Identifying Yukon’s talent advantage

Green forested hills, snowcapped mountains and clouds at Lake Laberge, Yukon Territory, Canada are mirrored on water surface on beautiful summer day

Like many communities and countries around the world, the Yukon government has recognized its people as one of its most valuable resources. The ability of local businesses to access talent as and when it’s needed is a significant contributor to Yukon’s competitive positioning and economic sustainability. To build a robust labour market, Yukon needed an accurate understanding of the labour supply available and its alignment to local labour demand.

In June 2012, we worked with Michael Pealow Consulting to create a strategic work plan for the Yukon Labour Market Framework. The Framework is built on four key pillars: a Labour Demand Study, a Labour Supply Study, a Migration Study and an LMI Needs Study. In 2014, the Government of Yukon contracted us to build on the work done in 2012 by undertaking a Labour Supply Study and a Migration Study.

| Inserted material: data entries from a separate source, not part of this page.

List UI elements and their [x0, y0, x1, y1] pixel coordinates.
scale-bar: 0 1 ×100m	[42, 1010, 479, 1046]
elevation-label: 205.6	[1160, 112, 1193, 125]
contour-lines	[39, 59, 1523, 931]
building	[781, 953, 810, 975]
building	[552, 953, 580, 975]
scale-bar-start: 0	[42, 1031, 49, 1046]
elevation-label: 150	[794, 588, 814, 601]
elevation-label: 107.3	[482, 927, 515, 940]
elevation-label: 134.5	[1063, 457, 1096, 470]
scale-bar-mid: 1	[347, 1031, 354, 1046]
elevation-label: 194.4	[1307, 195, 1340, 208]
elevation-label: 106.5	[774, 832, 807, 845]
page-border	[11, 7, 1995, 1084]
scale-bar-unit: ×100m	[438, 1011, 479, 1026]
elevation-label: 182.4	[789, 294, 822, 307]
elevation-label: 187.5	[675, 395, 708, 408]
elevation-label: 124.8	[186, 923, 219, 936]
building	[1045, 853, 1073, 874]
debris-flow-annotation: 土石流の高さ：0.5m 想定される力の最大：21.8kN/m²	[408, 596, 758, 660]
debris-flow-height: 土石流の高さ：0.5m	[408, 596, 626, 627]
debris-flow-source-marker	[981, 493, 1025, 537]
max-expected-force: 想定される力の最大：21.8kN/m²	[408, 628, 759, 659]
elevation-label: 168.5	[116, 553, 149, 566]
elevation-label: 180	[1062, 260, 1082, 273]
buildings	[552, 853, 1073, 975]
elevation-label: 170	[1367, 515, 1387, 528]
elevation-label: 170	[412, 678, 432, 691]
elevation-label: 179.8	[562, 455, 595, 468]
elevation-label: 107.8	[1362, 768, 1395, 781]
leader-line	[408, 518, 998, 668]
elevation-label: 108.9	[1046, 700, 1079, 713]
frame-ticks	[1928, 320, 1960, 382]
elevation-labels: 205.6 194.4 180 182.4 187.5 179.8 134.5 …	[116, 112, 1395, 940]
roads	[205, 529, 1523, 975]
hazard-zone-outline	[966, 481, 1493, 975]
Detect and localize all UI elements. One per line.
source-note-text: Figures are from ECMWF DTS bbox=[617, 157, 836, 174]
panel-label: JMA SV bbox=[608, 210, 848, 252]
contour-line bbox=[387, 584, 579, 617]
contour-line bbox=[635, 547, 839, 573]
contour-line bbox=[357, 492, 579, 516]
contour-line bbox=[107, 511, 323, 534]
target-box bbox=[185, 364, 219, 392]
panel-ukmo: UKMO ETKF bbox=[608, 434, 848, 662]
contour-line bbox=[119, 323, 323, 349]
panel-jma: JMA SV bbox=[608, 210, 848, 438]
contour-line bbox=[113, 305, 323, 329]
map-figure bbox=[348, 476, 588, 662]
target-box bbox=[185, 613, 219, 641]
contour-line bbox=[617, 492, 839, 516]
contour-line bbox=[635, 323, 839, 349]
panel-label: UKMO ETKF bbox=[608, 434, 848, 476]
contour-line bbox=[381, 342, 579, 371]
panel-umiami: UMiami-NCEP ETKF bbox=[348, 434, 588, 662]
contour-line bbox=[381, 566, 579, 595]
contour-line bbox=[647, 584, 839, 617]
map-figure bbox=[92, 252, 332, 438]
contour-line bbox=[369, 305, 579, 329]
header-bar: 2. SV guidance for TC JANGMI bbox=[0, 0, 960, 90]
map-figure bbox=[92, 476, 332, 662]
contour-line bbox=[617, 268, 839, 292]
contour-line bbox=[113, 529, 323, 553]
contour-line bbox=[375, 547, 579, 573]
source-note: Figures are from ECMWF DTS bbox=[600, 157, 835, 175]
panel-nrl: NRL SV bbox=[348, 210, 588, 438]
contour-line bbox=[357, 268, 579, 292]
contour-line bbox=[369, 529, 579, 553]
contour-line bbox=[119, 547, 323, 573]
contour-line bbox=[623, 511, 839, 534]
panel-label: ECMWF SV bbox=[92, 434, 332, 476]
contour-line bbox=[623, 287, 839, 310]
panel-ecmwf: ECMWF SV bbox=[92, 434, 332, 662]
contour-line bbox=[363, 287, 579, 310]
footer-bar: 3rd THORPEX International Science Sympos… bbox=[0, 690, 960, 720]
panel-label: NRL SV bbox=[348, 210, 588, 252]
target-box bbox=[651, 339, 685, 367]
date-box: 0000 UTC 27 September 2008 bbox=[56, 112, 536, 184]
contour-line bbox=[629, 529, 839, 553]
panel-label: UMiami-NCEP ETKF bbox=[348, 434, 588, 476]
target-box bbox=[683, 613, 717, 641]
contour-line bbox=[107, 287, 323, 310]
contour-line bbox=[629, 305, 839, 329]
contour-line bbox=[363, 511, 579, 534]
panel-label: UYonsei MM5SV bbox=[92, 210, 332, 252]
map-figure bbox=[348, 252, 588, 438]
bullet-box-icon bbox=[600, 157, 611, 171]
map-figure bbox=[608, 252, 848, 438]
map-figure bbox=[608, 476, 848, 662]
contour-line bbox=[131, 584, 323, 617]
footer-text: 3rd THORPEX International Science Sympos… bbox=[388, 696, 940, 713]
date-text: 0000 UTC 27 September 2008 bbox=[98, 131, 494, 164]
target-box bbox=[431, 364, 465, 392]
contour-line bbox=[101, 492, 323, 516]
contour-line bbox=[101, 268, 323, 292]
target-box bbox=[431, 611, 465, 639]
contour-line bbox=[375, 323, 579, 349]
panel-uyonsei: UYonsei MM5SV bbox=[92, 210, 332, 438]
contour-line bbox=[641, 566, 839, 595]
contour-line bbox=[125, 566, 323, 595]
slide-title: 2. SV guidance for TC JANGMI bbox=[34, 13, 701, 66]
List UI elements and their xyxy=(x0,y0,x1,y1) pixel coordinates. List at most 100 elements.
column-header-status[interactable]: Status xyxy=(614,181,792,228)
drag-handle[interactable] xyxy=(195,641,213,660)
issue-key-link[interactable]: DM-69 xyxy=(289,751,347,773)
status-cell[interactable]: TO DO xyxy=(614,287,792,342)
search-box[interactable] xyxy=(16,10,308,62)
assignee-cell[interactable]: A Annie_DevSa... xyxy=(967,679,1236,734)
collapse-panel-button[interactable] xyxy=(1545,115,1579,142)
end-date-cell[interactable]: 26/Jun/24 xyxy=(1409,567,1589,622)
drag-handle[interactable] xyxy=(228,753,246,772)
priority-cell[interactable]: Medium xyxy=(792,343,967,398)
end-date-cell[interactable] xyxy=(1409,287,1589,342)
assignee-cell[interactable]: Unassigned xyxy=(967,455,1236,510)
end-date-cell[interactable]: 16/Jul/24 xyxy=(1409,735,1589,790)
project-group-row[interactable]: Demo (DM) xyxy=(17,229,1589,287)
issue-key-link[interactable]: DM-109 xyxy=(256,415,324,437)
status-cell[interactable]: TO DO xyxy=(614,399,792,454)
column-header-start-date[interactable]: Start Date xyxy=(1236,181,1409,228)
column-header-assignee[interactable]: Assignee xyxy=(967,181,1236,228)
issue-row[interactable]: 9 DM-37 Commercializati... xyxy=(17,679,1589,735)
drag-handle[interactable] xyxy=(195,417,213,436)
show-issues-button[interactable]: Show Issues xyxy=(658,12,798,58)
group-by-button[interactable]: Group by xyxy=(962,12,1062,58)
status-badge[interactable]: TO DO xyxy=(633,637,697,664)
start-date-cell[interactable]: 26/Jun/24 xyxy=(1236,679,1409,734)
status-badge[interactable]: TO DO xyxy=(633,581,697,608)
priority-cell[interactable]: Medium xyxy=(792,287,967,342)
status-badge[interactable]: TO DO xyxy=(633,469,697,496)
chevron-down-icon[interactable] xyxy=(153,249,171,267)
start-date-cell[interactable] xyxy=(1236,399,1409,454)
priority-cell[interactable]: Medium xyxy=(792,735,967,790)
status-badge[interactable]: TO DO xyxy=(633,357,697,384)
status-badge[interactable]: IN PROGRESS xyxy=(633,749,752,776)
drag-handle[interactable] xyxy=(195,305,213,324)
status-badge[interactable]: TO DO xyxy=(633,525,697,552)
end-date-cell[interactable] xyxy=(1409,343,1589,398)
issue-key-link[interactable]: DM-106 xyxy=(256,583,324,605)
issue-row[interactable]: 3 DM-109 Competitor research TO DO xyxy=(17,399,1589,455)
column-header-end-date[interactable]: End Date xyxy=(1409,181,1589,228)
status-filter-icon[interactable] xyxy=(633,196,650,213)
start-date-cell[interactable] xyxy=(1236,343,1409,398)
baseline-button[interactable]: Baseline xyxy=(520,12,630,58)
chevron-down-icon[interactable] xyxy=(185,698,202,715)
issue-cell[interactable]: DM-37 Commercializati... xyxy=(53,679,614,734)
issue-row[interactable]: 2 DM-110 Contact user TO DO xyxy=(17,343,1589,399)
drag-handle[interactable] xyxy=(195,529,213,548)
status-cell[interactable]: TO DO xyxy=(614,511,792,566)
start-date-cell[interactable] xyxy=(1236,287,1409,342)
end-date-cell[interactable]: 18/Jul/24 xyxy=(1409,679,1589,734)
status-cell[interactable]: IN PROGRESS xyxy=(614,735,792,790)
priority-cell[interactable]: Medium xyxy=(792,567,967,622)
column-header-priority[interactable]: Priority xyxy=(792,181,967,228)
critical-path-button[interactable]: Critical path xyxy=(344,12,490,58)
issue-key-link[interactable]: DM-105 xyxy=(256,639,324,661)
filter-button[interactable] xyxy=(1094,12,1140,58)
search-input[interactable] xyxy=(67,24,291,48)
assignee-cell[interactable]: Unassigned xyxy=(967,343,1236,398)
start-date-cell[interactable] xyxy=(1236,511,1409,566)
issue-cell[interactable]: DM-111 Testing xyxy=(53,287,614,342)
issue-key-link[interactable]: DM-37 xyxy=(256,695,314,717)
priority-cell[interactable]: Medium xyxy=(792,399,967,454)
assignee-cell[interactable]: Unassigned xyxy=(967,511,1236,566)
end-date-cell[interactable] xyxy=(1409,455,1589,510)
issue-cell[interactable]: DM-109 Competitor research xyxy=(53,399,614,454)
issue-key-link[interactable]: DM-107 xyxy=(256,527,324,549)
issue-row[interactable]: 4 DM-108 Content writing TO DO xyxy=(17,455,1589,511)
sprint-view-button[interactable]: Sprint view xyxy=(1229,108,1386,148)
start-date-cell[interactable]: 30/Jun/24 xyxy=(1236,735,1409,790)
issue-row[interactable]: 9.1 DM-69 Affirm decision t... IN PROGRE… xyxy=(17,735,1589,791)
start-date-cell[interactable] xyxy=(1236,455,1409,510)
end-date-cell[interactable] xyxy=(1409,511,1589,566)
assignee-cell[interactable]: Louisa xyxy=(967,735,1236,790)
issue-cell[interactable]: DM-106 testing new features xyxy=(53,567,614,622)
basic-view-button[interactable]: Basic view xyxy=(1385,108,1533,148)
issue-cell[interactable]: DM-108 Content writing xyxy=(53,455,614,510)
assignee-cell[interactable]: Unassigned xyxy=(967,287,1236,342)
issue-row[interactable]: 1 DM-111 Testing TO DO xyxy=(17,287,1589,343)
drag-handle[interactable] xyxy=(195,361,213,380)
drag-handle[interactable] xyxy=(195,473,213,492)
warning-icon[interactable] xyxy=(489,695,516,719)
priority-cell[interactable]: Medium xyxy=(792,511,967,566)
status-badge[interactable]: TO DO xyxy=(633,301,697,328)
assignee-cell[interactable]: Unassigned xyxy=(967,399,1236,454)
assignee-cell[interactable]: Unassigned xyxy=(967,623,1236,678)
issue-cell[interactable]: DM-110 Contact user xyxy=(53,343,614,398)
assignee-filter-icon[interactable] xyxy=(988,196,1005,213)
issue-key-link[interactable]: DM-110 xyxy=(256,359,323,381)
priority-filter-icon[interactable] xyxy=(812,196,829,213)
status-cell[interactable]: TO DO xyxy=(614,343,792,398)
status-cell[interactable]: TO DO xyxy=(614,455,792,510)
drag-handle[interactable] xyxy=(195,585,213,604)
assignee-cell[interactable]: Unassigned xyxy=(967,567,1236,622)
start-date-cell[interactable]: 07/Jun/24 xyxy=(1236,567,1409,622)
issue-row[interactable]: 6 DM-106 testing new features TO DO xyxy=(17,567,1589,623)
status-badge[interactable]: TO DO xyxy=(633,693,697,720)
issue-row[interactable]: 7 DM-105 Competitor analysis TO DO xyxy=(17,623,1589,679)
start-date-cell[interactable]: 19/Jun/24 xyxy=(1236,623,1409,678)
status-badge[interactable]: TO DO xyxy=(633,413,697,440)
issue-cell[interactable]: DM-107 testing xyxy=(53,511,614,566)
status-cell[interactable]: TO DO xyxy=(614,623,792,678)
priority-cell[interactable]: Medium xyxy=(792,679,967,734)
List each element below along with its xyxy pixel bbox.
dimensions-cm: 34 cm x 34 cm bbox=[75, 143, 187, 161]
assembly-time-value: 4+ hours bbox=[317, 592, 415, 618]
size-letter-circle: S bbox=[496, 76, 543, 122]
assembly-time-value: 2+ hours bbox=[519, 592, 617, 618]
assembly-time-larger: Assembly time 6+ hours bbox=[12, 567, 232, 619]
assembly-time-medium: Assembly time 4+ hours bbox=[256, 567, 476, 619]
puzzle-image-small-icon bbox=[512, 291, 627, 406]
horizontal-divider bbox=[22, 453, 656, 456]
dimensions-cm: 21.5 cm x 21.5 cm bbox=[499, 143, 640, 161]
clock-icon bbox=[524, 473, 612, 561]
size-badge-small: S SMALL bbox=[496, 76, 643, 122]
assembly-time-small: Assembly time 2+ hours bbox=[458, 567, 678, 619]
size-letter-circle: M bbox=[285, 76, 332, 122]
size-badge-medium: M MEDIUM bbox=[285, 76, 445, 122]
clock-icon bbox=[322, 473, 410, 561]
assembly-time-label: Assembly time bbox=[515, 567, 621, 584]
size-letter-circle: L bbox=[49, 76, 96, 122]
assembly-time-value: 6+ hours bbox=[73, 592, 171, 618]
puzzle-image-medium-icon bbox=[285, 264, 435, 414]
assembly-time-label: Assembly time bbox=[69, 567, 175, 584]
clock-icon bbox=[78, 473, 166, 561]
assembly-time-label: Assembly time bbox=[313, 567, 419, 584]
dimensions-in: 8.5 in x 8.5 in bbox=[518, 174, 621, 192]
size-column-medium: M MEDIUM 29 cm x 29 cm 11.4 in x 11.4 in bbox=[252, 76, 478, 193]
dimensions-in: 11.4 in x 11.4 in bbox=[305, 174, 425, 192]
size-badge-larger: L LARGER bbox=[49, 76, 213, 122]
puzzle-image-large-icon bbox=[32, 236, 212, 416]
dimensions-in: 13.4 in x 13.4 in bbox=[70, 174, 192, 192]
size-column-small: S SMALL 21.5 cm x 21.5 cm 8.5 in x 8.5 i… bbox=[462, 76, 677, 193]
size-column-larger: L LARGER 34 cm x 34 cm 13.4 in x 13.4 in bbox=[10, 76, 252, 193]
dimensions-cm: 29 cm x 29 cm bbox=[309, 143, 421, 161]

A clear view of Yukon’s talent supply and demand

To develop the Labour Supply Study and the Migration Study, we conducted a thorough analysis of the local labour supply based on quantitative data and qualitative input from local stakeholders (government, Chambers, business groups, and employment support organizations), key informants (business leaders, Aboriginal leaders, and not-for-profit intermediaries), labour force participants, and those preparing or planning for entrance into the labour market. We also completed a comprehensive assessment of the migration patterns related to the Yukon labour market, gaining a better understanding of where talent was being drawn from. This study also examined the geographic regions Yukon talent was relocating to.

The Yukon Labour Market Supply and Migration Study provides a greater understanding of Yukon’s labour supply and demand and the level of alignment within the territory. This understanding is further informing secondary and post-secondary programming, development of training and professional development opportunities, policy and program design, career pathways, and other initiatives to tackle challenge areas and gaps.